5.3. Experimental Results

We compare our algorithm with the most advanced deep learning-based email classification model, and the results are reported in Table 2. It is clear that our proposed model consistently outperforms the state-of-the-art model by more than 3 percentage points (see Figure 4). The result of the graph-based model is better than traditional models like CNN. The main reason why SGNN works well is that SGNN can not only capture word-word relations but also capture the word-topic relations. The other reason is due to the characteristics of the graph structure. It allows a different number of neighbor nodes to exist that can enable the nodes of the word to learn more accurate representation through different collocations.

The other advantage of our method is that our simple projection of text to graph is easy to implement and very robust. The users do not even need to perform complicated data preprocessing. The experimental results of the SGNN demonstrate that the effect of classification of email can be improved by using word-topic semantic information.

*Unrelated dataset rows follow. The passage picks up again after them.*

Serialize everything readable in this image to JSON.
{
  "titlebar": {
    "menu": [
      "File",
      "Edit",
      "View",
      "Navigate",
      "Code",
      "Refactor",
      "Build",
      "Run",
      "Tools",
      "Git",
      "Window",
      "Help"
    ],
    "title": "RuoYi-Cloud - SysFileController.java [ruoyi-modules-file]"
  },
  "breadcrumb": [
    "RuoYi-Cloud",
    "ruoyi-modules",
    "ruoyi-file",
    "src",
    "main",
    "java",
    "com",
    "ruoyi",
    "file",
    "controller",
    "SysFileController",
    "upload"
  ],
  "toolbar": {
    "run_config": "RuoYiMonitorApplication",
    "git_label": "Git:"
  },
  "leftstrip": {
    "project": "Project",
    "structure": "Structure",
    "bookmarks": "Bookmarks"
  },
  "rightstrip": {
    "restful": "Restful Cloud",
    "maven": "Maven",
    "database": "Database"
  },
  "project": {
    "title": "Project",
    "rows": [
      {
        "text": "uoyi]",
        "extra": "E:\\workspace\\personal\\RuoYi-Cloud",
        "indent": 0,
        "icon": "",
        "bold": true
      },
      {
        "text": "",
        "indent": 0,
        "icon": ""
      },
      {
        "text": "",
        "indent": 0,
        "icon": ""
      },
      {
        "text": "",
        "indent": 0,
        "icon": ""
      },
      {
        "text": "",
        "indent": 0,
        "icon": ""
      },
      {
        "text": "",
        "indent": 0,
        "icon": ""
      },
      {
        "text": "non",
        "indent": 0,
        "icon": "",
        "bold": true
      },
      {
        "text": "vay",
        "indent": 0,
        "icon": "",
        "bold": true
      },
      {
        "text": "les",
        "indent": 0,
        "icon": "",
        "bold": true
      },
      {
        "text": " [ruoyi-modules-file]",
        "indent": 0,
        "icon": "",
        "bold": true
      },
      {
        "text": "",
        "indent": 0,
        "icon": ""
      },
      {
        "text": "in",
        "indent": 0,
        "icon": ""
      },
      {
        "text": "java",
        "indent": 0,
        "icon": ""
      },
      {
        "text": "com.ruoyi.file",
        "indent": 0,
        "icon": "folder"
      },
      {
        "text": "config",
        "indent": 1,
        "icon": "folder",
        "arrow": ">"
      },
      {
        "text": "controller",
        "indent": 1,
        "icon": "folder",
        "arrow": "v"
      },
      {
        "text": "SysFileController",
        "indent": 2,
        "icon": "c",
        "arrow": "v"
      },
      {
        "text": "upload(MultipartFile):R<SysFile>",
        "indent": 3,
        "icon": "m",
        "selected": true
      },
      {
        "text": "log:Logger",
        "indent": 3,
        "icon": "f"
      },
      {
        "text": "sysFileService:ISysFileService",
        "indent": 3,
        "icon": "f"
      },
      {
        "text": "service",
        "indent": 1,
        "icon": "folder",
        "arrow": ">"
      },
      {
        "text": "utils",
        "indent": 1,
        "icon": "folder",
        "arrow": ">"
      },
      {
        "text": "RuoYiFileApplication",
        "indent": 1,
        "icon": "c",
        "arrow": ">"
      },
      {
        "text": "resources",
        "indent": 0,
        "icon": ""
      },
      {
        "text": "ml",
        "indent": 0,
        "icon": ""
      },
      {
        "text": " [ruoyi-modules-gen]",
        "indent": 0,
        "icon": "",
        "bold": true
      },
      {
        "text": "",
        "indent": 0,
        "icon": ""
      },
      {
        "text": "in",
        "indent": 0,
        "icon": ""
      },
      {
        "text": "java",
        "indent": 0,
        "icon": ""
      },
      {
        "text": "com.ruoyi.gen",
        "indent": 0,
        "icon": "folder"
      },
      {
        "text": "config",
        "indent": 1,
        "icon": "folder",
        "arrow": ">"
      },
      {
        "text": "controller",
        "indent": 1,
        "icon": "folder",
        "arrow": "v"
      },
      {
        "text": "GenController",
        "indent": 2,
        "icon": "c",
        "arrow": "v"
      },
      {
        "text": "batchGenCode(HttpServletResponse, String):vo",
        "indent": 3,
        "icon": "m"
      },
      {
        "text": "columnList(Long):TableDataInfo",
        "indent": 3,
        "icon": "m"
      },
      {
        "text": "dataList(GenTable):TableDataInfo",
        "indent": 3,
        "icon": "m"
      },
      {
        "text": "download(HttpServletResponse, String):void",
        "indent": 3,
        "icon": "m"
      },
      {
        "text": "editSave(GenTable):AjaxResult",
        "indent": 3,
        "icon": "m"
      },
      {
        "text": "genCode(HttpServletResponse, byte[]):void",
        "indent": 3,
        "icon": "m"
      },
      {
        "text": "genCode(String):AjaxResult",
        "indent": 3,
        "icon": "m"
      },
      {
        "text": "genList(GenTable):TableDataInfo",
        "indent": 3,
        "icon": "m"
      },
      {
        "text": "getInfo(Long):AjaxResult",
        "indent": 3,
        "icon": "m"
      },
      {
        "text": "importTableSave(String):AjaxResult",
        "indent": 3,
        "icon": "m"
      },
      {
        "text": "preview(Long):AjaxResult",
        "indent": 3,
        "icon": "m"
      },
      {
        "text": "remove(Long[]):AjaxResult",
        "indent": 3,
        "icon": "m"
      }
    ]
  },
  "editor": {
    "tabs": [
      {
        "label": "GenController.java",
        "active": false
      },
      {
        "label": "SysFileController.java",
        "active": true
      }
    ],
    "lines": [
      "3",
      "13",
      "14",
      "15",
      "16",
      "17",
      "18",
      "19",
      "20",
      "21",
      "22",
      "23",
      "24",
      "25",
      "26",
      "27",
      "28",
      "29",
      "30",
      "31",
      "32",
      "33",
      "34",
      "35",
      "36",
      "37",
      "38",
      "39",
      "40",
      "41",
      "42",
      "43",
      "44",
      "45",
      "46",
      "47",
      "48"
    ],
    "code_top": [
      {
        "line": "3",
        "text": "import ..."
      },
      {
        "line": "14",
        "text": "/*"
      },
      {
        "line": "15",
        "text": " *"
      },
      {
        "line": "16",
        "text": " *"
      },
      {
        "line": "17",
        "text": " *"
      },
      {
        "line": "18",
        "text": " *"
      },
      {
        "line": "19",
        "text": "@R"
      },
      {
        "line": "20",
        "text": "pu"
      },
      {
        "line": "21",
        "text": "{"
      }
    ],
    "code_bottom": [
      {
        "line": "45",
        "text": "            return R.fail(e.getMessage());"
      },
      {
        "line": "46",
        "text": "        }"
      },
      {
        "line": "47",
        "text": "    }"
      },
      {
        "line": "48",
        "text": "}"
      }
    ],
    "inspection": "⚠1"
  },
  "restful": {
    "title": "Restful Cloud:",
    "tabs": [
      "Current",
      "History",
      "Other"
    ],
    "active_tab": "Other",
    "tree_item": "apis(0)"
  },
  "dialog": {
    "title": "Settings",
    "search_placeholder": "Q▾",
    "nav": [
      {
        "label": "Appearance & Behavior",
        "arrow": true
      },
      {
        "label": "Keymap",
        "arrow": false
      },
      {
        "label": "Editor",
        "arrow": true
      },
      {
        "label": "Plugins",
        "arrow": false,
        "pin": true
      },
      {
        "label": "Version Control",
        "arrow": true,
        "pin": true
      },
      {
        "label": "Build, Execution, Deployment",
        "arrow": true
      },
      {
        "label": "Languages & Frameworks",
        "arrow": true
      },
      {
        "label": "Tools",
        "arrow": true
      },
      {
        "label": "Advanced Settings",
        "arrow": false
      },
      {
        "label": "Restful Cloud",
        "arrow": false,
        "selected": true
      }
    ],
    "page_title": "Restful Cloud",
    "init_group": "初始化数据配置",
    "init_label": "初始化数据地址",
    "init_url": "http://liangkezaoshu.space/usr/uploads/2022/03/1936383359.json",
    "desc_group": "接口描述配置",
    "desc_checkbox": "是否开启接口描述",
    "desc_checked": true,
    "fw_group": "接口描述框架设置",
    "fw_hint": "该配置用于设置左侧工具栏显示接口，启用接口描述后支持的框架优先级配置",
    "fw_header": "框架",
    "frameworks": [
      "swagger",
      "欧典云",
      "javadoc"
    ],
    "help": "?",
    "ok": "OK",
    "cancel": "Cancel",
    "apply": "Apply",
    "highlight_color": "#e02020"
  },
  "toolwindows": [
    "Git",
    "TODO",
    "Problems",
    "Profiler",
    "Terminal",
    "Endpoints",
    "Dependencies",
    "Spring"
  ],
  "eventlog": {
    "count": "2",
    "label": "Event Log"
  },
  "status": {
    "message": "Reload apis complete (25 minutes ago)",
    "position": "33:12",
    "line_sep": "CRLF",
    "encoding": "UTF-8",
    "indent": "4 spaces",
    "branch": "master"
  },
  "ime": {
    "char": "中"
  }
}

The accuracy of our proposed model at different feature dimensions, on different public datasets, is presented. Figures 57 show the test accuracy for the Enron-Spam, Spambase, and TREC Spam datasets, respectively. We vary feature dimensions from 32 to 1,024 and report the results of email classification tasks on three datasets. The testing accuracy is improved on all three datasets when the feature dimension increases. The results show that SGNN is stable after the feature dimension is greater than 256. It can also be observed that different feature numbers on different datasets led to different classification effects. The main limitation of the proposed method is not robust to noise in graph data. Adding a slight noise in the graph through edge addition or node perturbation is having an adversarial effect on the output of the proposed semantic graph natural network.

5.4. Analysis of Training Time and Memory Consumption

In this section, we report results for the training time per epoch including the forward and backward for 100 epochs on the graphs and measured in seconds in wall-clock time. The above section describes the detailed description of the public dataset used in this experiment. In this experiment, we compare the result of a CPU-only and a GPU implementation. It can be observed from Figure 8 that as the edges increase, the GPU has a faster training speed.

We compare the memory consumption between our model and the CNN-based model shown in Table 3. From the table, we can see that our model has a significant advantage in memory consumption.

6. Conclusions and Future Works

In this study, we propose an SGNN method for email classification. It converts the email classification problem into graph classification and then applies the GNN model to classify the email. The features of the email are aromatically extracted by the GNN model. We have tested our method on different public datasets. The experimental results showed that our performance is better than the state-of-the-art deep learning-based method in terms of spam classification. For future work, we can apply various preprocessing techniques such as word disambiguation and other methods to further increase the accuracy of the proposed method. Currently, the proposed method is only applicable to text-based email spam detection. We plan to extend our SGNN approach and make it suitable for filtering spams with different types of data in the future.

Data Availability

The experimental data used to support the findings of this study are available from the corresponding author upon request.

Conflicts of Interest

The authors declare that there are no conflicts of interests regarding the publication of this study.